La continuité de l’activité a été assurée, avec une très forte implication des salariés. Depuis 2021 des DRH sont informés du déménagement de collaborateurs partis loin des grands centres urbains pour une autre vie. La décision de déménager est assez radicale et marque le choix de “ne pas revenir en arrière”. Pour certains, passée la phase d’organisation du travail à domicile, le retour à l’ancien modèle du 100% présentiel n’était plus envisageable.
Pour les entreprises qui ont pris la décision de ne plus “revenir en arrière” l’enjeu est donc de définir un modèle de fonctionnement hybride qui par définition “provient du croisement de variétés ou d’espèces différentes”.

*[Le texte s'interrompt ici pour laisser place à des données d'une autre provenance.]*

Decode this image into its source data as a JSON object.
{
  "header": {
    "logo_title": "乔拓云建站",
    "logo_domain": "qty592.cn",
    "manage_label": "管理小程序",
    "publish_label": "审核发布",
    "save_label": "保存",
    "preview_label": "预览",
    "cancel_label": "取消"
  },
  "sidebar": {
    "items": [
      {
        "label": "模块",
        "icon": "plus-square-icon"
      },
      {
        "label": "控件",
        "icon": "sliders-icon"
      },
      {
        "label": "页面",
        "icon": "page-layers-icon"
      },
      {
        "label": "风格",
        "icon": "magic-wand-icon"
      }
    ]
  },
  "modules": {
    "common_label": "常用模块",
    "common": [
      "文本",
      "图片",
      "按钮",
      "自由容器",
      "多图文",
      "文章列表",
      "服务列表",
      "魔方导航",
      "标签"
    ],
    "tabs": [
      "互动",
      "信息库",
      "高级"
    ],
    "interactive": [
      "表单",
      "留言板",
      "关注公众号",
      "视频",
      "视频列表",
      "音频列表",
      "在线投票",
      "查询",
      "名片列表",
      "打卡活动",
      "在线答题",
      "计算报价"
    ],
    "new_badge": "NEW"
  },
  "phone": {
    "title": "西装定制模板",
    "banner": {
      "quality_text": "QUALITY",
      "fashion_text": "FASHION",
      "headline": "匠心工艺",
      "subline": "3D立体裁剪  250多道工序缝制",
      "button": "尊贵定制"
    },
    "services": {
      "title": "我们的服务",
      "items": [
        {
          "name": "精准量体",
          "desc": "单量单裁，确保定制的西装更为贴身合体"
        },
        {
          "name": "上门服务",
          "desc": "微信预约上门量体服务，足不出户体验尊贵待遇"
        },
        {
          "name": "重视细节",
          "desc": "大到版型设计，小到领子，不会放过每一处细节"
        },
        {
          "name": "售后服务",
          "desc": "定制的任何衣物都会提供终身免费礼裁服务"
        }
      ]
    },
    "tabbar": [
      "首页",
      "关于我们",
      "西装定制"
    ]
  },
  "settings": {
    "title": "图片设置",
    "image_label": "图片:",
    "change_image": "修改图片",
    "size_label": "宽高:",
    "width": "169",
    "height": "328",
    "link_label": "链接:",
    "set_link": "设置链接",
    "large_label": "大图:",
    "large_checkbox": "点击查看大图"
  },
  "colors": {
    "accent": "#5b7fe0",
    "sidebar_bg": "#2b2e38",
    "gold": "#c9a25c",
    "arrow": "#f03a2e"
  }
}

Le travail a investi la sphère privée. Sur les réseaux sociaux et autour de nous, nous avons vu se développer nombre d’astuces pour aménager de nouveaux territoires dans l’espace domestique.
L’utopie d’un modèle hybride idéal
Après plus de deux ans de pandémie, les entreprises ont mesuré les avantages (productivité, meilleure concentration, qualité du travail, attractivité pour le recrutement de talents etc.) et les inconvénients du travail à distance (intensification du rythme, RPS, sentiment d’isolement, perte du lien social etc.) (3).
Même si certaines organisations ont fait le choix de pousser les cursus aux extrêmes en maintenant un travail 100% à distance ou au contraire en demandant à l’ensemble de leurs salariés de revenir à 100%, le modèle “hybride” s’est répandu. La plupart des organisations “compatibles télétravail” ont choisi une approche permettant en général 2 voire 3 jours de télétravail par semaine (4).
Nous observons trois principaux acteurs qui “négocient” le modèle de travail hybride avec leurs propres besoins et aspirations. D’un côté le salarié à la recherche d’un nouvel “équilibre vie privée – vie professionnelle”. D’un autre côté, le manager souhaite maintenir la cohésion d’équipe et sa légitimité là où les salariés gagnent en autonomie. Enfin, l’entreprise dont la problématique principale est de maintenir la performance sur le court et long terme.
Le cadre est désormais posé dans nombre d’organisations avec l’accord négocié des partenaires sociaux. Mais force est de constater aujourd’hui que ce qu’on appelait encore il y a quelques mois le “new normal” n’a pas encore trouvé ses marques quant aux modalités pratiques entre le travail à distance (chez soi principalement, de plus en plus dans des lieux de villégiature pour les cadres) et le travail dans les locaux de l’entreprise… Le modèle hybride se cherche encore, notamment entre laisser la liberté aux salariés (at-will model) et la semaine fractionnée (split-week model) (5). La question des modalités de mise en place ne se pose pas qu’en France, les acteurs de la Tech Américains, par exemple, font face à différents défis (6).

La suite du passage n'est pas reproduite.